Fresh gains for the AfD — especially in hip and multicultural Berlin, where it has been polling up to 14 percent — would spell another setback for Merkel, a year ahead of national elections.
Germany took in one million asylum seekers last year, and over 70,000 came to Berlin, with many housed in the cavernous hangars of the Nazi-built former Tempelhof airport, once the hub for the Cold War-era Berlin airlift.
Merkel — who was booed this week by rightwing activists shouting “get lost” — later conceded it was hard to reach “protest voters” who have turned their backs on mainstream parties.
Polls opened at 0600 GMT under clear blue skies and were to close at 1600 GMT, with some 2.5 million people to chose both a new city-state parliament and 12 local district assemblies.
Merkel’s centre-right Christian Democrats (CDU) has a national majority but in Berlin serves as junior coalition partner to Mayor Michael Mueller’s centre-left Social Democrats (SPD), traditionally the strongest party in this city of 3.5 million.
As Mueller has rejected a new coalition with the CDU, Merkel’s party may be cast out of the Berlin government altogether with the SPD likely to team up with the ecologist Greens and the far-left Die Linke party.
In a city famously dubbed “poor but sexy” by its previous mayor, the openly-gay bon vivant Klaus Wowereit, the election campaign has been dominated not just by migrant policies but also widespread frustration over poor public services.
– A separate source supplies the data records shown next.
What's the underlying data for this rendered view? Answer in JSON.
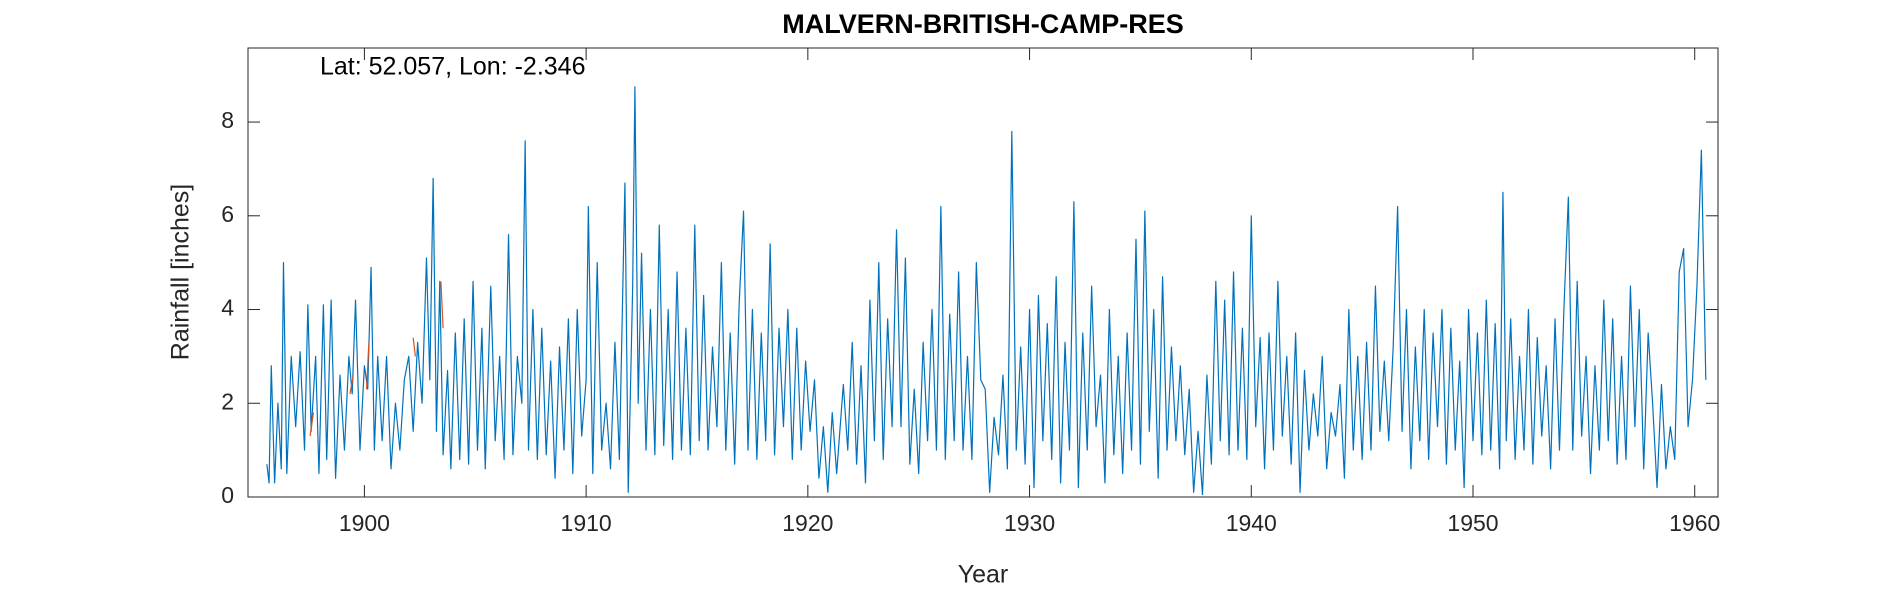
{
  "chart_data": {
    "type": "line",
    "title": "MALVERN-BRITISH-CAMP-RES",
    "annotation": "Lat: 52.057, Lon: -2.346",
    "x_label": "Year",
    "y_label": "Rainfall [inches]",
    "xlim": [
      1894.75,
      1961.05
    ],
    "ylim": [
      0,
      9.58
    ],
    "xticks": [
      1900,
      1910,
      1920,
      1930,
      1940,
      1950,
      1960
    ],
    "yticks": [
      0,
      2,
      4,
      6,
      8
    ],
    "series": [
      {
        "color": "#0072BD",
        "x": [
          1895.6,
          1895.7,
          1895.8,
          1895.95,
          1896.1,
          1896.25,
          1896.35,
          1896.5,
          1896.7,
          1896.9,
          1897.1,
          1897.3,
          1897.45,
          1897.6,
          1897.8,
          1897.95,
          1898.15,
          1898.3,
          1898.5,
          1898.7,
          1898.9,
          1899.1,
          1899.3,
          1899.45,
          1899.6,
          1899.8,
          1900.0,
          1900.15,
          1900.3,
          1900.45,
          1900.6,
          1900.8,
          1901.0,
          1901.2,
          1901.4,
          1901.6,
          1901.8,
          1902.0,
          1902.2,
          1902.4,
          1902.6,
          1902.8,
          1902.95,
          1903.1,
          1903.25,
          1903.4,
          1903.55,
          1903.75,
          1903.9,
          1904.1,
          1904.3,
          1904.5,
          1904.7,
          1904.9,
          1905.1,
          1905.3,
          1905.45,
          1905.7,
          1905.9,
          1906.1,
          1906.3,
          1906.5,
          1906.7,
          1906.9,
          1907.1,
          1907.25,
          1907.4,
          1907.6,
          1907.8,
          1908.0,
          1908.2,
          1908.4,
          1908.6,
          1908.8,
          1909.0,
          1909.2,
          1909.4,
          1909.6,
          1909.8,
          1910.0,
          1910.1,
          1910.3,
          1910.5,
          1910.7,
          1910.9,
          1911.1,
          1911.3,
          1911.5,
          1911.75,
          1911.9,
          1912.1,
          1912.2,
          1912.35,
          1912.5,
          1912.7,
          1912.9,
          1913.1,
          1913.3,
          1913.5,
          1913.7,
          1913.9,
          1914.1,
          1914.3,
          1914.5,
          1914.7,
          1914.9,
          1915.1,
          1915.3,
          1915.5,
          1915.7,
          1915.9,
          1916.1,
          1916.3,
          1916.5,
          1916.7,
          1916.9,
          1917.1,
          1917.3,
          1917.5,
          1917.7,
          1917.9,
          1918.1,
          1918.3,
          1918.5,
          1918.7,
          1918.9,
          1919.1,
          1919.3,
          1919.5,
          1919.7,
          1919.9,
          1920.1,
          1920.3,
          1920.5,
          1920.7,
          1920.9,
          1921.1,
          1921.3,
          1921.6,
          1921.8,
          1922.0,
          1922.2,
          1922.4,
          1922.6,
          1922.8,
          1923.0,
          1923.2,
          1923.4,
          1923.6,
          1923.8,
          1924.0,
          1924.2,
          1924.4,
          1924.6,
          1924.8,
          1925.0,
          1925.2,
          1925.4,
          1925.6,
          1925.8,
          1926.0,
          1926.2,
          1926.4,
          1926.6,
          1926.8,
          1927.0,
          1927.2,
          1927.4,
          1927.6,
          1927.8,
          1928.0,
          1928.2,
          1928.4,
          1928.6,
          1928.8,
          1929.0,
          1929.2,
          1929.4,
          1929.6,
          1929.8,
          1930.0,
          1930.2,
          1930.4,
          1930.6,
          1930.8,
          1931.0,
          1931.2,
          1931.4,
          1931.6,
          1931.8,
          1932.0,
          1932.2,
          1932.4,
          1932.6,
          1932.8,
          1933.0,
          1933.2,
          1933.4,
          1933.6,
          1933.8,
          1934.0,
          1934.2,
          1934.4,
          1934.6,
          1934.8,
          1935.0,
          1935.2,
          1935.4,
          1935.6,
          1935.8,
          1936.0,
          1936.2,
          1936.4,
          1936.6,
          1936.8,
          1937.0,
          1937.2,
          1937.4,
          1937.6,
          1937.8,
          1938.0,
          1938.2,
          1938.4,
          1938.6,
          1938.8,
          1939.0,
          1939.2,
          1939.4,
          1939.6,
          1939.8,
          1940.0,
          1940.2,
          1940.4,
          1940.6,
          1940.8,
          1941.0,
          1941.2,
          1941.4,
          1941.6,
          1941.8,
          1942.0,
          1942.2,
          1942.4,
          1942.6,
          1942.8,
          1943.0,
          1943.2,
          1943.4,
          1943.6,
          1943.8,
          1944.0,
          1944.2,
          1944.4,
          1944.6,
          1944.8,
          1945.0,
          1945.2,
          1945.4,
          1945.6,
          1945.8,
          1946.0,
          1946.2,
          1946.4,
          1946.6,
          1946.8,
          1947.0,
          1947.2,
          1947.4,
          1947.6,
          1947.8,
          1948.0,
          1948.2,
          1948.4,
          1948.6,
          1948.8,
          1949.0,
          1949.2,
          1949.4,
          1949.6,
          1949.8,
          1950.0,
          1950.2,
          1950.4,
          1950.6,
          1950.8,
          1951.0,
          1951.2,
          1951.35,
          1951.5,
          1951.7,
          1951.9,
          1952.1,
          1952.3,
          1952.5,
          1952.7,
          1952.9,
          1953.1,
          1953.3,
          1953.5,
          1953.7,
          1953.9,
          1954.1,
          1954.3,
          1954.5,
          1954.7,
          1954.9,
          1955.1,
          1955.3,
          1955.5,
          1955.7,
          1955.9,
          1956.1,
          1956.3,
          1956.5,
          1956.7,
          1956.9,
          1957.1,
          1957.3,
          1957.5,
          1957.7,
          1957.9,
          1958.1,
          1958.3,
          1958.5,
          1958.7,
          1958.9,
          1959.1,
          1959.3,
          1959.5,
          1959.7,
          1959.9,
          1960.1,
          1960.3,
          1960.5
        ],
        "values": [
          0.7,
          0.3,
          2.8,
          0.3,
          2.0,
          0.6,
          5.0,
          0.5,
          3.0,
          1.5,
          3.1,
          1.0,
          4.1,
          1.4,
          3.0,
          0.5,
          4.1,
          0.8,
          4.2,
          0.4,
          2.6,
          1.0,
          3.0,
          2.2,
          4.2,
          1.0,
          2.8,
          2.3,
          4.9,
          1.0,
          3.0,
          1.2,
          3.0,
          0.6,
          2.0,
          1.0,
          2.5,
          3.0,
          1.4,
          3.3,
          2.0,
          5.1,
          2.5,
          6.8,
          1.4,
          4.6,
          0.9,
          2.7,
          0.6,
          3.5,
          0.8,
          3.8,
          0.7,
          4.6,
          1.0,
          3.6,
          0.6,
          4.5,
          1.2,
          3.0,
          0.8,
          5.6,
          0.9,
          3.0,
          2.0,
          7.6,
          1.0,
          4.0,
          0.8,
          3.6,
          0.9,
          2.9,
          0.4,
          3.2,
          1.0,
          3.8,
          0.5,
          4.0,
          1.3,
          2.5,
          6.2,
          0.5,
          5.0,
          1.0,
          2.0,
          0.6,
          3.3,
          0.8,
          6.7,
          0.1,
          4.5,
          8.75,
          2.0,
          5.2,
          1.0,
          4.0,
          0.9,
          5.8,
          1.1,
          4.0,
          0.8,
          4.8,
          1.0,
          3.6,
          0.9,
          5.8,
          1.2,
          4.3,
          1.0,
          3.2,
          1.5,
          5.0,
          1.0,
          3.5,
          0.7,
          4.1,
          6.1,
          1.0,
          4.0,
          0.8,
          3.5,
          1.2,
          5.4,
          0.9,
          3.6,
          1.5,
          4.0,
          0.8,
          3.6,
          1.0,
          2.9,
          1.4,
          2.5,
          0.4,
          1.5,
          0.1,
          1.8,
          0.5,
          2.4,
          1.0,
          3.3,
          0.7,
          2.8,
          0.3,
          4.2,
          1.2,
          5.0,
          0.8,
          3.8,
          1.5,
          5.7,
          1.5,
          5.1,
          0.7,
          2.3,
          0.5,
          3.3,
          1.2,
          4.0,
          1.0,
          6.2,
          0.8,
          3.9,
          1.2,
          4.8,
          1.0,
          3.0,
          0.8,
          5.0,
          2.5,
          2.3,
          0.1,
          1.7,
          0.9,
          2.6,
          0.6,
          7.8,
          1.0,
          3.2,
          0.7,
          4.0,
          0.2,
          4.3,
          1.2,
          3.7,
          0.8,
          4.7,
          0.3,
          3.3,
          1.0,
          6.3,
          0.2,
          3.5,
          1.0,
          4.5,
          1.5,
          2.6,
          0.3,
          4.0,
          0.9,
          3.0,
          0.5,
          3.5,
          1.0,
          5.5,
          0.7,
          6.1,
          1.4,
          4.0,
          0.4,
          4.7,
          1.0,
          3.2,
          1.2,
          2.8,
          0.9,
          2.3,
          0.1,
          1.4,
          0.05,
          2.6,
          0.7,
          4.6,
          1.2,
          4.2,
          0.9,
          4.8,
          1.0,
          3.6,
          0.8,
          6.0,
          1.5,
          3.4,
          0.6,
          3.5,
          1.0,
          4.6,
          1.3,
          3.0,
          0.7,
          3.5,
          0.1,
          2.7,
          1.0,
          2.2,
          1.3,
          3.0,
          0.6,
          1.8,
          1.3,
          2.4,
          0.4,
          4.0,
          1.0,
          3.0,
          0.8,
          3.3,
          1.0,
          4.5,
          1.4,
          2.9,
          1.2,
          3.2,
          6.2,
          1.4,
          4.0,
          0.6,
          3.2,
          1.2,
          4.0,
          0.8,
          3.5,
          1.5,
          4.0,
          0.7,
          3.6,
          1.0,
          2.9,
          0.2,
          4.0,
          1.2,
          3.5,
          0.9,
          4.2,
          1.0,
          3.7,
          0.6,
          6.5,
          1.2,
          3.8,
          0.8,
          3.0,
          1.0,
          4.0,
          0.7,
          3.4,
          1.3,
          2.8,
          0.6,
          3.8,
          1.0,
          4.0,
          6.4,
          1.0,
          4.6,
          1.3,
          3.0,
          0.5,
          2.8,
          1.0,
          4.2,
          1.2,
          3.8,
          0.7,
          3.0,
          0.8,
          4.5,
          1.5,
          4.0,
          0.6,
          3.5,
          2.0,
          0.2,
          2.4,
          0.6,
          1.5,
          0.8,
          4.8,
          5.3,
          1.5,
          2.5,
          4.5,
          7.4,
          2.5
        ]
      },
      {
        "color": "#D95319",
        "x": [
          1897.55,
          1897.7,
          1897.8,
          1899.35,
          1899.5,
          1899.6,
          1900.1,
          1900.2,
          1900.3,
          1902.2,
          1902.3,
          1902.4,
          1903.45,
          1903.55
        ],
        "values": [
          1.3,
          1.8,
          null,
          2.2,
          2.6,
          null,
          2.3,
          3.3,
          null,
          3.4,
          3.0,
          null,
          4.6,
          3.6
        ]
      }
    ]
  }
}
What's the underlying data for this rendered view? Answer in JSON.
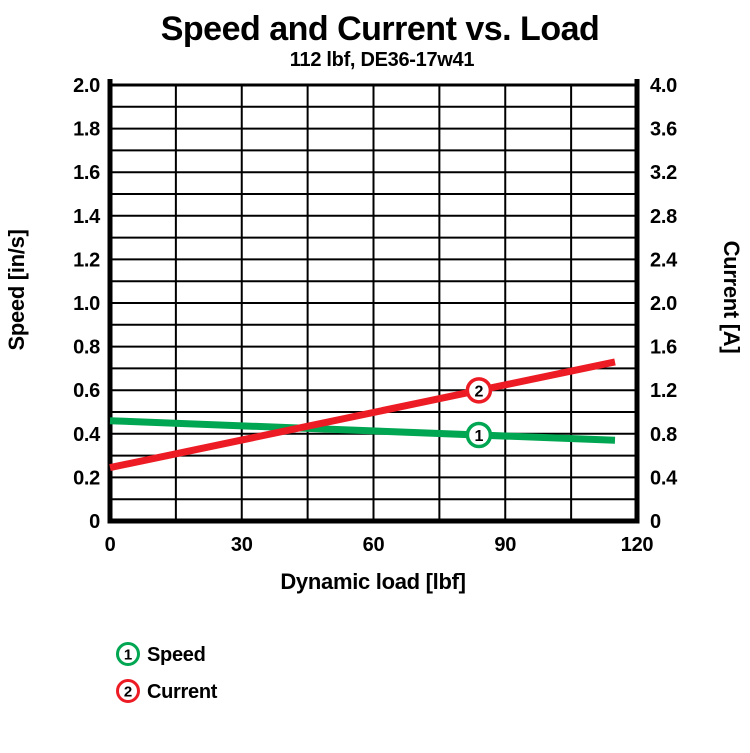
{
  "chart_data": {
    "type": "line",
    "title": "Speed and Current vs. Load",
    "subtitle": "112 lbf, DE36-17w41",
    "xlabel": "Dynamic load [lbf]",
    "ylabel_left": "Speed [in/s]",
    "ylabel_right": "Current [A]",
    "xlim": [
      0,
      120
    ],
    "x_tick_values": [
      0,
      30,
      60,
      90,
      120
    ],
    "x_tick_labels": [
      "0",
      "30",
      "60",
      "90",
      "120"
    ],
    "x_grid_step": 15,
    "ylim_left": [
      0,
      2.0
    ],
    "y_left_tick_values": [
      2.0,
      1.8,
      1.6,
      1.4,
      1.2,
      1.0,
      0.8,
      0.6,
      0.4,
      0.2,
      0
    ],
    "y_left_tick_labels": [
      "2.0",
      "1.8",
      "1.6",
      "1.4",
      "1.2",
      "1.0",
      "0.8",
      "0.6",
      "0.4",
      "0.2",
      "0"
    ],
    "y_left_grid_step": 0.1,
    "ylim_right": [
      0,
      4.0
    ],
    "y_right_tick_values": [
      4.0,
      3.6,
      3.2,
      2.8,
      2.4,
      2.0,
      1.6,
      1.2,
      0.8,
      0.4,
      0
    ],
    "y_right_tick_labels": [
      "4.0",
      "3.6",
      "3.2",
      "2.8",
      "2.4",
      "2.0",
      "1.6",
      "1.2",
      "0.8",
      "0.4",
      "0"
    ],
    "grid": true,
    "legend_position": "bottom-left",
    "series": [
      {
        "id": "1",
        "name": "Speed",
        "axis": "left",
        "color": "#00A651",
        "points": [
          [
            0,
            0.46
          ],
          [
            115,
            0.37
          ]
        ],
        "marker_load": 84
      },
      {
        "id": "2",
        "name": "Current",
        "axis": "right",
        "color": "#ED1C24",
        "points": [
          [
            0,
            0.49
          ],
          [
            115,
            1.46
          ]
        ],
        "marker_load": 84
      }
    ],
    "legend": [
      {
        "id": "1",
        "label": "Speed",
        "color": "#00A651"
      },
      {
        "id": "2",
        "label": "Current",
        "color": "#ED1C24"
      }
    ],
    "colors": {
      "axis": "#000000",
      "grid": "#000000",
      "background": "#FFFFFF",
      "speed": "#00A651",
      "current": "#ED1C24"
    }
  }
}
With little industry and an above-national average jobless rate of 10 percent, Europe’s techno party capital is chronically broke and known for its crumbling schools, late trains and shambolic city offices.
Often seen as an amusingly chaotic exception in otherwise orderly and punctual Germany, Berlin became a national laughing stock for a grand BER airport project that is now five years behind schedule and three times over budget.